Monogamous Birds of a Feather

Victoria Grace Doyle
3 min readAug 31, 2020

I can hear you breathe as you sit in the other room, listening to a lecture on American History. You sit in the bright light in front of the air conditioning. History is your favorite subject, one you’re so passionate about you decided to pursue a second degree in it. While you do this, I sit under a blanket in the dim light of a lamp, clicking away, staring over at my unattended book. I had good intentions for reading tonight, but I have been distracted, as usual.

My darling husband. You sleep loudly, and you live quietly, introverted and shy. Your long red beard and freckled face indicates to any stranger that you’re Irish, although you swear your roots are buried deep in Viking legends. You are the kindest, with squinting, smiling eyes that disarm almost anyone. I am loud, boisterous, boastful, extroverted and significantly smaller in stature than you. I have blonde hair. You have none.
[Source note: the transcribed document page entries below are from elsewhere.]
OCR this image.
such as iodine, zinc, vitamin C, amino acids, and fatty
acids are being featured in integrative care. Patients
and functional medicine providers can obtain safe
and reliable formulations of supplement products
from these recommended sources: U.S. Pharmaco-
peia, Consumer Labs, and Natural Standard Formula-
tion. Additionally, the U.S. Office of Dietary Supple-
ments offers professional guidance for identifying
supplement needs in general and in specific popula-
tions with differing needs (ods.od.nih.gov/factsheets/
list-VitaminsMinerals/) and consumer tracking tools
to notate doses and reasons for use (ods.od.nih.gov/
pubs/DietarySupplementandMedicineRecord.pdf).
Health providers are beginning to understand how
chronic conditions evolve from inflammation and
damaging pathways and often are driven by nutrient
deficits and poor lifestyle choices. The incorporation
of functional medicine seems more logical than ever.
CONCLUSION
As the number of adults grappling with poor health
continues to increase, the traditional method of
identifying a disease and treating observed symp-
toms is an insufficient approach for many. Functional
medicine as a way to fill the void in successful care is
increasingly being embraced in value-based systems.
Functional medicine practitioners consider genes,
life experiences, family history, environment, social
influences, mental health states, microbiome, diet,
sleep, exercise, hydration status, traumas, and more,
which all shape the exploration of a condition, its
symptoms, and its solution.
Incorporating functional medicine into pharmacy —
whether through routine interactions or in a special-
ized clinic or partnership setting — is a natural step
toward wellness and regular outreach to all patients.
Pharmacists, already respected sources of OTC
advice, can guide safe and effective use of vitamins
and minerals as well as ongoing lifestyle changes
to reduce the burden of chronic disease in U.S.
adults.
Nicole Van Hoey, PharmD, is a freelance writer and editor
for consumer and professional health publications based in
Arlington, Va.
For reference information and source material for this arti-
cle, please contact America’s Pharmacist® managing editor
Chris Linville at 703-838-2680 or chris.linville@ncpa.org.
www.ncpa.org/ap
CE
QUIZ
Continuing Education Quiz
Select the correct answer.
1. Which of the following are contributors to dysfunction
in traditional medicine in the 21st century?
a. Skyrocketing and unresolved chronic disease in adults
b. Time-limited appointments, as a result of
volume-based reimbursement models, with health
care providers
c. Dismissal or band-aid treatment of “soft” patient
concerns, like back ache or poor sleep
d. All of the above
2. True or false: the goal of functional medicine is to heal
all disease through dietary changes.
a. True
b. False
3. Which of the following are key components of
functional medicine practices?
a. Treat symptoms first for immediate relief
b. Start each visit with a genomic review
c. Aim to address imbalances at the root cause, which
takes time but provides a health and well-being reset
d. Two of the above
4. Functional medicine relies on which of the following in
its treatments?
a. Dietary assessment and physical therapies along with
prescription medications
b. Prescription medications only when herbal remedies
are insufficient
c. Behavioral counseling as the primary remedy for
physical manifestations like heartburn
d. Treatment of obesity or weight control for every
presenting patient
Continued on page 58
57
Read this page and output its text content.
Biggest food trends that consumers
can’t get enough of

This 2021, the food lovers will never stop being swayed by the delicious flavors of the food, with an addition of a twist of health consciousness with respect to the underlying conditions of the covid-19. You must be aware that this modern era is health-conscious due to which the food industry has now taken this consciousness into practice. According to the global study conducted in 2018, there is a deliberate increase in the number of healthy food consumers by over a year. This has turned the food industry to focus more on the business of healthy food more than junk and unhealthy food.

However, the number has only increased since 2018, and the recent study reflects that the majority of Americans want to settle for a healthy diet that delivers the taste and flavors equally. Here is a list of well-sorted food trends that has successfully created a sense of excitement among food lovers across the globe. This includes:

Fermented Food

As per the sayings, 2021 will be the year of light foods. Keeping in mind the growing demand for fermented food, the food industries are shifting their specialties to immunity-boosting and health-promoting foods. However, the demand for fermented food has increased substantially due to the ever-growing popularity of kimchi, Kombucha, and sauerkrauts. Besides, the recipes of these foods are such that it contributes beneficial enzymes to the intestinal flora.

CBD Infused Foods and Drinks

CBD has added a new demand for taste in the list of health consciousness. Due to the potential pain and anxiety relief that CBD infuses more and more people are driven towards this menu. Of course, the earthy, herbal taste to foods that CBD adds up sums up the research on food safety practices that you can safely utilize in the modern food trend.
There are many things that separate us. We often laugh that we never even truly knew a thing about each other when we got married. If we would have known, we say. But if we would have known, I doubt we’d choose anything differently. We were young and foolishly, madly, ridiculously in love. The kind of love that puts a hitch in your pulse and finds you catching your breath more often than not. The kind of love that makes your skin tingle and your eyes water and your laughter go loud. The kind of love that makes you say, “I miss you”, even when you’re standing right there. You could say we’re modern love. I’d say we’re more like the oldest kind of love.
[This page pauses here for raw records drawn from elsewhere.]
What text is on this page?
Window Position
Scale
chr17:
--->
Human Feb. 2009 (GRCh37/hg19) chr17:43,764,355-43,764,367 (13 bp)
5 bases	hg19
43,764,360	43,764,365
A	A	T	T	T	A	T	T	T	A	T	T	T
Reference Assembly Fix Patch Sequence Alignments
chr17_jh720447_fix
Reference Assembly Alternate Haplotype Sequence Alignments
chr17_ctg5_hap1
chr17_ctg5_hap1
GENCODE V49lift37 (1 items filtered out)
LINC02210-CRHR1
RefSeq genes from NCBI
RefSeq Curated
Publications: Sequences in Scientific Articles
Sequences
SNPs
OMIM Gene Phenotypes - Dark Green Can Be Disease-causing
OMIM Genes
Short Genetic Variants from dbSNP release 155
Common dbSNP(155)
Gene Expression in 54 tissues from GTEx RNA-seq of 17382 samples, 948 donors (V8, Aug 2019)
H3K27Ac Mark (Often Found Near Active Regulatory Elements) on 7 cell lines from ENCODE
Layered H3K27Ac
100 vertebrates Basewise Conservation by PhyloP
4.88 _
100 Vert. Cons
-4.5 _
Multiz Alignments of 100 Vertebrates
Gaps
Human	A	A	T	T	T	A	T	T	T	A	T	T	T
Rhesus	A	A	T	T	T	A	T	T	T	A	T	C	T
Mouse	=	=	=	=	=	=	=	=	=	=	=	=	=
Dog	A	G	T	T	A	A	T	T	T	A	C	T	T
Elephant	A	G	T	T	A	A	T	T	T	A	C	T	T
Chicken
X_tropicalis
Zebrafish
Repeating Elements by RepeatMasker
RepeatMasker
I still feel that hitch when I watch you cut our son’s hair in the driveway, or when I feel your smooth foot on the edge of the bed with my own. My eyes water when I watch you with our daughters, careful and intentional in your words and your affections towards them. Your voice still sounds like the first time I ever heard it, late in the middle of the night on the phone. So much distance between us then, but for the first time, I felt like there was never anything that could separate us.

I still feel that hitch when we drive in the car, the kids in the back, and turn up that song we played so many times in the beginning. I hold your arm and you lean in, looking forward, barely noticing that nothing has even changed. Our bodies have grown older and our arms have grown heavier with the weight of our lives. But nothing has really changed at all.
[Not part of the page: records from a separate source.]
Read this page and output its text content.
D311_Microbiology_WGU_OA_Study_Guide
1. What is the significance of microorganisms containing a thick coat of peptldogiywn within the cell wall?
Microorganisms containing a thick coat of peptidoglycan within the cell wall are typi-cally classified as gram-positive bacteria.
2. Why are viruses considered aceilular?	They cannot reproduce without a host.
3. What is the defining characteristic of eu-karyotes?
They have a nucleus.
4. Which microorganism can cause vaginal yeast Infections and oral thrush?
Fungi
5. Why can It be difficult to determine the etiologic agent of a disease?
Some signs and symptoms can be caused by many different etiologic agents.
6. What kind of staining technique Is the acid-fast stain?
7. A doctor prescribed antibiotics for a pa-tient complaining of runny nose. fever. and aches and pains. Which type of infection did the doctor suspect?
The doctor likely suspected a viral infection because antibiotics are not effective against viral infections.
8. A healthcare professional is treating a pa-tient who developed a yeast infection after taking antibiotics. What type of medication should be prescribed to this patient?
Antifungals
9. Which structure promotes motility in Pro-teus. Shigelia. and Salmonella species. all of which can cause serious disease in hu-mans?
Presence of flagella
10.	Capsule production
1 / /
And when we are together, standing in the yard, waiting on the sun to end the day, I suppose that is my favorite part. We are tired with love, sitting on old patio chairs, dirty feet resting up. Chasing the dog and listening to the crickets come alive. Here we are, my darling love. This is us.

It has been so many years since that first time. Since I walked through the baggage claim and saw you standing there. Since we held hands and felt the humidity from the ocean air on our faces and cried because we knew the world would never be the same when we had to go home.

There has been so much time that has passed that it sometimes begins to blur into one long season, changing landscapes around us, blurring forward and backward and sideways. But there we are, in the middle, holding tight. There are no blurring seasons when I look at your face, because it is steadfast, unchanging, profoundly sure of where we are. Together.